Le statut d’EESC (Etablissement d’enseignement supérieur consulaire) est-il définitivement un échec ?

Jérôme Fabry : Ce statut a avant tout été créé pour répondre aux besoins de certaines écoles d’être plus autonomes vis-à-vis de leur chambre de commerce, et sur ce point il a représenté un réel progrès. Mais force est de constater qu’à date il n’a pas permis réellement de faire venir des investisseurs dans les écoles et à mon sens il ne le permettra pas. Je ne crois pas que ce statut puisse séduire les investisseurs.
Martine Depas : En effet, je ne crois pas que ce statut puisse séduire les investisseurs, comme le montre d’ailleurs l’absence totale d’opérations réalisées sur des écoles ayant pris ce statut. Je pense que ce statut évoluera, car nécessité fait loi.
Jérôme Fabry : Peut-être que de grandes entreprises dans une logique de rapprochement avec des écoles peuvent entrer au board, sans dividendes, pour participer au développement. Mais avec la crise, cela complique les choses. Reste que tout n’est pas fini sur ces questions de statuts : des écoles associatives peuvent passer au statut de SA.
Martine Depas : Les enjeux sont en dizaines de millions bien supérieurs à ce que le mécénat d’entreprises peut procurer. Les investisseurs, seraient au moins aussi intéressés par les écoles thématiques de la CCIP (Chambre de commerce et d’industrie Paris Île-de-France) : Ferrandi, les Gobelins, qui sont des marques mondiales, autant que par les Business Schools.
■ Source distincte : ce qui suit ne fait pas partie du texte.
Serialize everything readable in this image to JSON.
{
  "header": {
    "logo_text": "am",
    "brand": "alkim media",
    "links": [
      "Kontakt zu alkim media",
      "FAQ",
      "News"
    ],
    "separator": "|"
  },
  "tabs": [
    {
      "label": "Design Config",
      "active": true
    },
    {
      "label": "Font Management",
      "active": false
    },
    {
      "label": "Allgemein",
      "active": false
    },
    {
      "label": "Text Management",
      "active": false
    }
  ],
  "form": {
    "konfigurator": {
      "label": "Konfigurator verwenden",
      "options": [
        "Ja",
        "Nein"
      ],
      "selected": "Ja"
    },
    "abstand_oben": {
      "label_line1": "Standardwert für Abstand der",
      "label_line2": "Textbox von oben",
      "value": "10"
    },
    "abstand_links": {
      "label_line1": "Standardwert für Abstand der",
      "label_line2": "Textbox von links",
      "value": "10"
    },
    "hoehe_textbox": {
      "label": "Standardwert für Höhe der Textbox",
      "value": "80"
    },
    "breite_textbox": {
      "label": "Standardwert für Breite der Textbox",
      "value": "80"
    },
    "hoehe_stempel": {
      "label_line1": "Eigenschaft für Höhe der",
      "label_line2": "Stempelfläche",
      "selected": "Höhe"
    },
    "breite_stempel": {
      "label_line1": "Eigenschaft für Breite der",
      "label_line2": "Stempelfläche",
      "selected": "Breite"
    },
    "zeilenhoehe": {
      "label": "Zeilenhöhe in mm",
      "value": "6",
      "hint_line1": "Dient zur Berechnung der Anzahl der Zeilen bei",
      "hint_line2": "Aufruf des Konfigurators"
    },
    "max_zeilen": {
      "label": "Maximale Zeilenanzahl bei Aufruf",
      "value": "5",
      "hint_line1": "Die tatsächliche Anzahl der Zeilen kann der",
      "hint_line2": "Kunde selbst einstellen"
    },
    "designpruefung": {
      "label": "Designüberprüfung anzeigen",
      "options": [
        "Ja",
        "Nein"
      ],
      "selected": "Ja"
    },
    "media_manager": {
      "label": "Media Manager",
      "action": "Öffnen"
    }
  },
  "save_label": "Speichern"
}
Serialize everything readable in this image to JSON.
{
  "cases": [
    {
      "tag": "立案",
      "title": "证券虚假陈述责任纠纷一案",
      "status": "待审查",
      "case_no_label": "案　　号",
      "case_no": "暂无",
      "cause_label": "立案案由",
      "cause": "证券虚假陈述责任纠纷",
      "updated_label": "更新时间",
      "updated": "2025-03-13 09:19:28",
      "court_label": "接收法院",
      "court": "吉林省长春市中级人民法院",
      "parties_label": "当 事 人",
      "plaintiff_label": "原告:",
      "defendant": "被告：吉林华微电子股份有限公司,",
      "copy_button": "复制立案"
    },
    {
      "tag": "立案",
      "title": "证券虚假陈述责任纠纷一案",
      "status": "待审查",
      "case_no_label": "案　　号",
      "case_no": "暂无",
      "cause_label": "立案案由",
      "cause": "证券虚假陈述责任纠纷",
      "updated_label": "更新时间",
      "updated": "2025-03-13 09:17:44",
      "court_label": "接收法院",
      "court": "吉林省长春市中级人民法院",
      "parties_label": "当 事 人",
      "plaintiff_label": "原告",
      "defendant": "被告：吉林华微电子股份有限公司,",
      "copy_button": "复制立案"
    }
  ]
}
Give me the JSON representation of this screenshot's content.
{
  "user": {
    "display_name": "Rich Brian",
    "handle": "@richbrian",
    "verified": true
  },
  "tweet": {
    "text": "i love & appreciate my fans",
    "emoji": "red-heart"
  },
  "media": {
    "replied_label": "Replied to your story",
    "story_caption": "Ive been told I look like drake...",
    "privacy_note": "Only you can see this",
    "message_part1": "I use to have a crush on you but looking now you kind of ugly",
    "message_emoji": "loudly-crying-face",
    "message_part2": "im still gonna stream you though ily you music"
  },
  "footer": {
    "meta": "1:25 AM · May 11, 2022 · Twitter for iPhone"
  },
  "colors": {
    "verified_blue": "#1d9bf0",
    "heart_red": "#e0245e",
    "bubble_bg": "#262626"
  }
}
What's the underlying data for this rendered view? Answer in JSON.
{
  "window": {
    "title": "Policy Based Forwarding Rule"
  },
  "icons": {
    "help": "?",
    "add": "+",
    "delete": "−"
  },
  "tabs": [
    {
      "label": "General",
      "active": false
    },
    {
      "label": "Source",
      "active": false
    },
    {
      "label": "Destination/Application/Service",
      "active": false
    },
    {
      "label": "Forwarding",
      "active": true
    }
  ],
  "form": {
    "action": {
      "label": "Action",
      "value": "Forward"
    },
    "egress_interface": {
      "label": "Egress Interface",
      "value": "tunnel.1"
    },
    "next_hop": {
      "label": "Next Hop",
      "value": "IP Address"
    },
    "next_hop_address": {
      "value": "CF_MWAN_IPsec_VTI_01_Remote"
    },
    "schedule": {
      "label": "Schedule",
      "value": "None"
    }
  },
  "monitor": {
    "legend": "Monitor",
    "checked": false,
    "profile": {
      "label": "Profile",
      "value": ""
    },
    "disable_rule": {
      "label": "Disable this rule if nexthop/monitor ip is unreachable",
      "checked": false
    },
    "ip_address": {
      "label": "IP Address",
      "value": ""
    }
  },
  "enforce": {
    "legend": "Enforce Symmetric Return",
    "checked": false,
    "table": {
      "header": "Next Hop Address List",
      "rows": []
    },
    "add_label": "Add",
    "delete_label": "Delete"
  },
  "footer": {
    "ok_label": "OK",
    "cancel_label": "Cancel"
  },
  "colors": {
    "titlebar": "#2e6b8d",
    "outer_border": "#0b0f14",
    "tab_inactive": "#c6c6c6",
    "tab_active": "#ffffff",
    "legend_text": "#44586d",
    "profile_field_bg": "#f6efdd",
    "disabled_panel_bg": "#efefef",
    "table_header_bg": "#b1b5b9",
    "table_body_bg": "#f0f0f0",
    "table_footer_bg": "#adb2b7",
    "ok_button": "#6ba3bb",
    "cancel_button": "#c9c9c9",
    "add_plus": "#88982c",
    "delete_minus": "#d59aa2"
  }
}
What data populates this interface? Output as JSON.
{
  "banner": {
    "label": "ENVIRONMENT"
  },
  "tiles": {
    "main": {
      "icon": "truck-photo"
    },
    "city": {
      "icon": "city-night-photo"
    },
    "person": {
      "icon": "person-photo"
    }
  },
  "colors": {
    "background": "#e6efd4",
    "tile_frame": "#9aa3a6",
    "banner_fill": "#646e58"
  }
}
Comment les écoles peuvent-elles dès lors se financer ?

Jérôme Fabry : Il y a d’autres leviers, notamment l’endettement auquel je crois beaucoup. Des écoles qui ont pris leur autonomie des chambres de commerce et amélioré leur gestion, commencent à être crédibles en termes de cash flow financier. L’ESSEC a communiqué pour dire qu’elle dégage un cash flow positif. C’est une étape essentielle, car pour investir il faut dégager des moyens d’une année sur l’autre. En Grande-Bretagne, chez EY nous avons accompagné des groupes à se financer, en lançant des obligations sur 20/30/40 ans, ce qui donne une visibilité à très long terme.